Telle est en tout cas l’une des principales conclusions d’une étude réalisée conjointement par des psychologues de l’UCl (Charlie Stone et Olivier Luminet) et de l’ULB (Olivier Klein et Laurent Licata). Le but de cette étude, qui vient d’être publiée dans le "Journal Applied Research in Memory and Cognition", était d’examiner si un événement public fortement chargé émotionnellement et expérimenté de façon personnelle pouvait conduire à former des souvenirs détaillés mais aussi d’identifier les facteurs qui peuvent affecter le degré de détail et de précision de ces souvenirs.
Pour mener leurs travaux, les psychologues ont interrogé 124 anciens étudiants francophones et néerlandophones, présents à Leuven entre 1964 et 1970 et ayant assisté en direct au Walen buiten . Il leur a été demandé de rapporter les éléments qu’ils considéraient comme étant les plus significatifs. Il apparaît que les anciens étudiants flamands ont gardé des souvenirs nettement plus détaillés de ces événements, qu’ils y ont plus souvent pensé, qu’ils en ont davantage parlé et qu’ils en ont ressenti plus d’émotions positives. La joie de ceux-ci contraste avec les sentiments de tristesse, de colère, de peur, d’anxiété, voire de dégoût ressentis et exprimés par les étudiants francophones qui, des années plus tard, relatent les faits avec une bien moindre précision.
Un mécanisme fonctionnel très utile
Ce qui amène les psychologues à soutenir que l’expérience d’émotions négatives intenses peut conduire à l’effacement plus rapide de souvenirs collectifs. "Un des enseignements de cette étude est de se dire que cet impact différentiel des émotions peut avoir un effet vraiment important sur le long terme", commente Olivier Luminet, professeur de psychologie clinique à l’UCL. Quant à la tendance de l’individu à davantage se rappeler des expériences positives, " c’est tout à fait fonctionnel dans l’organisation individuelle de la construction identitaire, nous dit encore ce professeur en psychologie clinique. Il est utile aussi, a contrario, de pouvoir oublier des événements qui ont généré des émotions négatives."

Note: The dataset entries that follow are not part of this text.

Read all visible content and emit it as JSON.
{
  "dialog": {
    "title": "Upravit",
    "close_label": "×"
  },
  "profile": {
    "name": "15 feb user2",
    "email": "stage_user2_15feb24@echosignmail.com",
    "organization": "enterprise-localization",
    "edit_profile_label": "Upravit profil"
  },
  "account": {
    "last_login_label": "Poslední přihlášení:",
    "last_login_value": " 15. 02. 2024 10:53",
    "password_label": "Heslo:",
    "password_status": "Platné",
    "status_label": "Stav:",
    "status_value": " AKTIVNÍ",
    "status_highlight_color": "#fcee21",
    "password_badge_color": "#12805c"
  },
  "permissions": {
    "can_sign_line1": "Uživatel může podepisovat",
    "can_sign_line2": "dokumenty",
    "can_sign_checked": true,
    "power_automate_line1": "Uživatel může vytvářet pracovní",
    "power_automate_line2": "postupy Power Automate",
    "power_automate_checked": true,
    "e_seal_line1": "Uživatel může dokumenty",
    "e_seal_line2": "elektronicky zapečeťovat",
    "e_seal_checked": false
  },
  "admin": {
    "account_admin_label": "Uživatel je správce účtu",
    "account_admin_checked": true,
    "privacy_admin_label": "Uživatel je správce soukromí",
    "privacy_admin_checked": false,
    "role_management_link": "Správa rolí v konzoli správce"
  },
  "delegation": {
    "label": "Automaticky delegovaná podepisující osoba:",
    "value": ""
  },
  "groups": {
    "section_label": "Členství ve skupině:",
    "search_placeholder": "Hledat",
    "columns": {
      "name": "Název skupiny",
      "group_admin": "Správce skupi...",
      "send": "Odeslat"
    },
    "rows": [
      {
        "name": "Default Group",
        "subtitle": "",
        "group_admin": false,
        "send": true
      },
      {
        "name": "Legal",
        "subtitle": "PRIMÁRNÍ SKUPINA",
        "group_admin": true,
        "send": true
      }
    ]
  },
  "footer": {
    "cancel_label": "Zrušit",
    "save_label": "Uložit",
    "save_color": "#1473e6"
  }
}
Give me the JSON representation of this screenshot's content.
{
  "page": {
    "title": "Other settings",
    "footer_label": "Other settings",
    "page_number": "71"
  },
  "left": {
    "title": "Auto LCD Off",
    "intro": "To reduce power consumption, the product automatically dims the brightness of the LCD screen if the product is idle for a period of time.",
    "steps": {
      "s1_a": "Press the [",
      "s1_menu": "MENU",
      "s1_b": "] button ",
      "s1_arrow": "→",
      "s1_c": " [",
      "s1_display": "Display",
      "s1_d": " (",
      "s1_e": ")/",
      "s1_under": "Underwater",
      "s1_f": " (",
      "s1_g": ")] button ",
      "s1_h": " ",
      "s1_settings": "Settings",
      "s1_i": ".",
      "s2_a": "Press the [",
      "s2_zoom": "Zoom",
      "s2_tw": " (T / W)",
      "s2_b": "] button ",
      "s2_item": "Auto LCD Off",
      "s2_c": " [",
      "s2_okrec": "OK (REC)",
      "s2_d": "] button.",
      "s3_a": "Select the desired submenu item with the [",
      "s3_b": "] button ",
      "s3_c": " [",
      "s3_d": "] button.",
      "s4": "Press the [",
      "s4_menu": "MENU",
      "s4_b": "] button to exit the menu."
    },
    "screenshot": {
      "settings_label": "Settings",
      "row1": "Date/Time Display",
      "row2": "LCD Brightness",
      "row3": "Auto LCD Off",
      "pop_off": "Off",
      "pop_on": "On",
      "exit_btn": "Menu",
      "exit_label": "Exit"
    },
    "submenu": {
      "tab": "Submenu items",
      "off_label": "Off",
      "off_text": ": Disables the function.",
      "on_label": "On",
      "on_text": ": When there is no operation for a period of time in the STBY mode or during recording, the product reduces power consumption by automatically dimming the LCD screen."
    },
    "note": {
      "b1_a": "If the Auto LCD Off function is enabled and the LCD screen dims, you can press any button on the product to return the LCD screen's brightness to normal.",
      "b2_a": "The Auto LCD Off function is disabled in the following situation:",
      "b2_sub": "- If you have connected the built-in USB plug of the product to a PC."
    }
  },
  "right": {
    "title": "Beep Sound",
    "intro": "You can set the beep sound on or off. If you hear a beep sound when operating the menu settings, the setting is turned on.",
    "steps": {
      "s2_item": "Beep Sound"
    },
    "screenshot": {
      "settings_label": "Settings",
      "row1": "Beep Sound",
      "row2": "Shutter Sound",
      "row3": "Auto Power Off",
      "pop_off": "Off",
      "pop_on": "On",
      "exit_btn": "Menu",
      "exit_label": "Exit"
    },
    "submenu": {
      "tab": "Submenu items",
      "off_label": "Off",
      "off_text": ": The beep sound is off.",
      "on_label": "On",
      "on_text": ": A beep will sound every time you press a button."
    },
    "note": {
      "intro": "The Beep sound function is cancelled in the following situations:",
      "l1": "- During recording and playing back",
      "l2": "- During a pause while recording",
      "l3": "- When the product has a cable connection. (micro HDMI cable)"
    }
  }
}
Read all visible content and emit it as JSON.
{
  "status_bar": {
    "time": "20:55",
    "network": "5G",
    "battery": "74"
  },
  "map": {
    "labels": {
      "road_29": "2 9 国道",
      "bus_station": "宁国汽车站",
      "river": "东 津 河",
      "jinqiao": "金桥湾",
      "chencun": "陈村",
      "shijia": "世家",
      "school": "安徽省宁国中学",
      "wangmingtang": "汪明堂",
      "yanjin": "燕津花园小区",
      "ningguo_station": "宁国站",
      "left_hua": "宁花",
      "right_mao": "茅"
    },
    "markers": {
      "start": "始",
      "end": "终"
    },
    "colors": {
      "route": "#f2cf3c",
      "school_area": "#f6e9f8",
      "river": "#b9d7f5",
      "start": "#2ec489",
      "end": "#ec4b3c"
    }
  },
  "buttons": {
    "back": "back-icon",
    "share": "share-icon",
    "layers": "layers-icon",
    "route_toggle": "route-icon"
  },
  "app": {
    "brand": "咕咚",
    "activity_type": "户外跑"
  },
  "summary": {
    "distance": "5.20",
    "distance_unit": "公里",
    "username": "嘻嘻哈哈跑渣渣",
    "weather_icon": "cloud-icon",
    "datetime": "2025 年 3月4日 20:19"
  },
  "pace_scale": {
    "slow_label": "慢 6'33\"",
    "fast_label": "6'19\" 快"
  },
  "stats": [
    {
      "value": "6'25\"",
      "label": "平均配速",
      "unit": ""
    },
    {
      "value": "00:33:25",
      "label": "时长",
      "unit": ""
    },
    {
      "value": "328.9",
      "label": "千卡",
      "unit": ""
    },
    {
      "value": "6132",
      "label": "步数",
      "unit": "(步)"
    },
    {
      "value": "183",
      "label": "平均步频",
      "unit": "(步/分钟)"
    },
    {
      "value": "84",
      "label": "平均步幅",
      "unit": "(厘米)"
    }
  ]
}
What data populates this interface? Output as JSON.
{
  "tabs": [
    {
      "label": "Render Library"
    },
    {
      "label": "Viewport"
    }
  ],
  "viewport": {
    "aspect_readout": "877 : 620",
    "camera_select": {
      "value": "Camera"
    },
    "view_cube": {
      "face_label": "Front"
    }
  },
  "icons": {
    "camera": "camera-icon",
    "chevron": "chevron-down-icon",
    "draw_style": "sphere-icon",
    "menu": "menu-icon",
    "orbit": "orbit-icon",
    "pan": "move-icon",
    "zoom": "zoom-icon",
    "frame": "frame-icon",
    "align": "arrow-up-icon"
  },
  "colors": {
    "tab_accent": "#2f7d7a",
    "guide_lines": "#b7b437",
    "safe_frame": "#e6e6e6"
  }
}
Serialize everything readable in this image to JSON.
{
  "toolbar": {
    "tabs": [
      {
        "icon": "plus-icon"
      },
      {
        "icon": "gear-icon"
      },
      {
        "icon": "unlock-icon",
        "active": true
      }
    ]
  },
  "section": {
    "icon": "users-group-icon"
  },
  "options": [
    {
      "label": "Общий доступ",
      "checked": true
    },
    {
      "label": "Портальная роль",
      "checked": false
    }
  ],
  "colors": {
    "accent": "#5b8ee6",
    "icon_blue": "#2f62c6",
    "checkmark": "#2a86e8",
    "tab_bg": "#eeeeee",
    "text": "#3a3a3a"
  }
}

Mais si cette étude suggère que les souvenirs collectifs positifs laissent une trace mémorielle plus précise que les souvenirs négatifs, il ne faut cependant pas confondre le degré de détail d’un souvenir et l’importance qu’on y accorde, soulignent les auteurs. Pour les francophones comme pour les néerlandophones, en effet, les événements de Leuven revêtent une importance similaire et génèrent des émotions d’intensité comparable bien que opposées.
Par rapport au choix de cet événement historique, qui a conduit à la séparation de l’Université catholique de Louvain, "il s’agit d’un événement fondateur des mémoires collectives divergentes qui existent dans notre pays, nous dit encore Olivier Luminet. Tout comme la Deuxième Guerre mondiale, il s’agit de périodes charnières pour lesquelles il existe toujours des témoins présents. Ce qui permet d’analy ser ave c des personnes toujours en vie la manière dont elles se souviennent et dont leurs souvenirs personnels peuvent ensuite être transmis aux générations suivantes. Avec l’idée que la transmission orale a une influence très importante sur la formation des mémoires collectives, et sans doute davantage que ce qui est enseigné dans les cours d’histoire et particulièrement pour des situations conflictuelles."
L’influence du sentiment d’appartenance
L’étude a aussi permis d’explorer plus en détail dans quelle mesure le sentiment d’appartenance à un groupe a une influence sur la mémoire. "Cela montre le lien très fort qui existe entre souvenirs et identité, poursuit le psychologue. Un souvenir qui renforce notre identité est quelque chose dont on aura plaisir à discuter avec les autres, ce qui va encore accroître le sentiment d’appartenance identitaire. Nos souvenirs sont très flexibles; ils s’adaptent constamment en fonction d’influences extérieures et de notre identité, de ce que l’on estime être important. Notre identité personnelle est un des déterminants essentiels de la formation de nos souvenirs, qu’ils soient personnels ou collectifs. Cela montre l’apport que la psychologie peut avoir à la compréhension de l’Histoire."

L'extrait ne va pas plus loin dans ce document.